Julie_Machal_FulksA recent opinion from the U.S. District Court for the Northern District of California consists of a discussion of the doctrine of laches – a sort of equitable statute of limitations – and how it can make trademark policing and enforcement a tricky business, in some cases. In Saul Zaentz Co. v. Wozniak Travel, Inc., 2008 WL 2949423, the plaintiff who was the owner of the rights in various trademarks and copyrights related to J.R.R. Tolkien’s Middle Earth literature, filed a trademark infringement lawsuit against the defendant, who operates a travel agency based and operating largely within Minnesota called Hobbit Travel, which began operations in 1976. The defendant subsequently filed a motion for summary judgment arguing that the plaintiff’s suit should be barred as a matter of law due to the plaintiff’s unreasonable delay in bringing suit. The court agreed.

The plaintiff argued that its outside trademark counsel first became aware of the unauthorized use of the plaintiff’s “Hobbit” mark in November 2003 and that its delay in filing suit in September 2006 was not unreasonable. However, the court noted that the plaintiff should have known of the existence of Hobbit Travel at least as early as 1988, when it received the results of a trademark use report from its attorneys what included mention of Hobbit Travel. Subsequent reports in 1992 and 2000 also disclosed Hobbit Travel’s use of the plaintiff’s mark and its steadily increasing, and significant, market presence. However, the plaintiff did not act on these reports. The court characterized this delay as unreasonable and granted the defendant’s motion for summary judgment, dismissing all of the plaintiff’s claims.
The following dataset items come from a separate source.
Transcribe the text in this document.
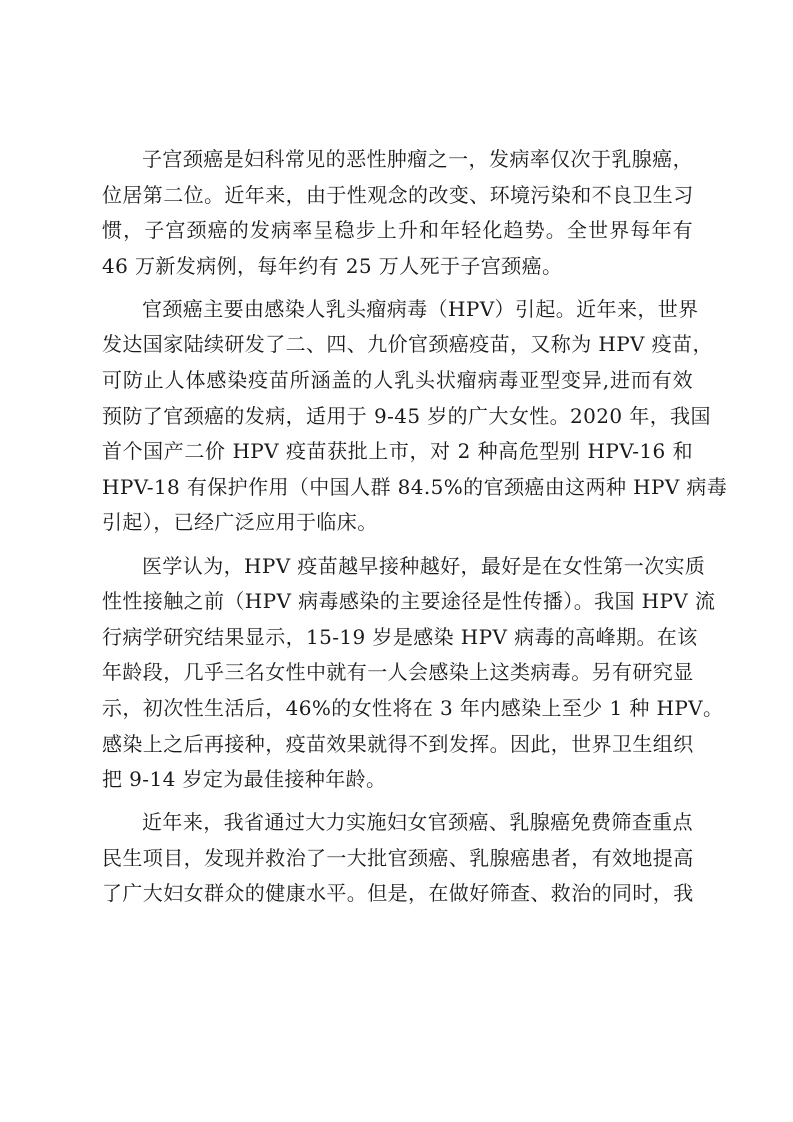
子宫颈癌是妇科常见的恶性肿瘤之一，发病率仅次于乳腺癌，
位居第二位。近年来，由于性观念的改变、环境污染和不良卫生习
惯，子宫颈癌的发病率呈稳步上升和年轻化趋势。全世界每年有
46 万新发病例，每年约有 25 万人死于子宫颈癌。
官颈癌主要由感染人乳头瘤病毒（HPV）引起。近年来，世界
发达国家陆续研发了二、四、九价官颈癌疫苗，又称为 HPV 疫苗，
可防止人体感染疫苗所涵盖的人乳头状瘤病毒亚型变异,进而有效
预防了官颈癌的发病，适用于 9-45 岁的广大女性。2020 年，我国
首个国产二价 HPV 疫苗获批上市，对 2 种高危型别 HPV-16 和
HPV-18 有保护作用（中国人群 84.5%的官颈癌由这两种 HPV 病毒
引起），已经广泛应用于临床。
医学认为，HPV 疫苗越早接种越好，最好是在女性第一次实质
性性接触之前（HPV 病毒感染的主要途径是性传播）。我国 HPV 流
行病学研究结果显示，15-19 岁是感染 HPV 病毒的高峰期。在该
年龄段，几乎三名女性中就有一人会感染上这类病毒。另有研究显
示，初次性生活后，46%的女性将在 3 年内感染上至少 1 种 HPV。
感染上之后再接种，疫苗效果就得不到发挥。因此，世界卫生组织
把 9-14 岁定为最佳接种年龄。
近年来，我省通过大力实施妇女官颈癌、乳腺癌免费筛查重点
民生项目，发现并救治了一大批官颈癌、乳腺癌患者，有效地提高
了广大妇女群众的健康水平。但是，在做好筛查、救治的同时，我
There is no federal statute of limitations for trademark infringement claims. Instead, defendants frequently raise the equitable laches defense in order to convince the court that the action is time-barred. As the court discusses in the Wozniak opinion, a defendant raising laches as a defense must show (1) that the plaintiff's delay in filing suit was unreasonable, and (2) that the plaintiff would suffer prejudice caused by the delay if the suit were to continue. In determining whether a delay is unreasonable, courts look to a number of factors, which, according to the court, in the Ninth Circuit, include: “(1) strength and value of the trademark rights asserted; (2) plaintiff's diligence in enforcing mark; (3) harm to senior user if relief is denied; (4) good faith ignorance by junior user; (5) competition between senior and junior users; and (6) extent of harm suffered by the junior user because of senior user's delay.” The factors may vary from circuit to circuit, but the inquiry is always a fact-intensive one.

This case is a good reminder that courts expect businesses to behave as though they are serious about policing their marks if those businesses expect to have easy access to remedies against alleged infringement. Diligence begins with regular and reasonably frequent trademark searches. From there, it includes a careful review of existing uses of a mark and consultation with counsel regarding the value of pursuing action against any unauthorized use. It may not make sense to file suit against every alleged infringer who fails to respond to a cease and desist letter, but the trademark owner must be very deliberate about making enforcement decisions where a failure to prosecute could lead to loss of the claim due to laches. Where the lines become blurry, as they frequently do in trademark matters, it is best to consult with a knowledgeable attorney.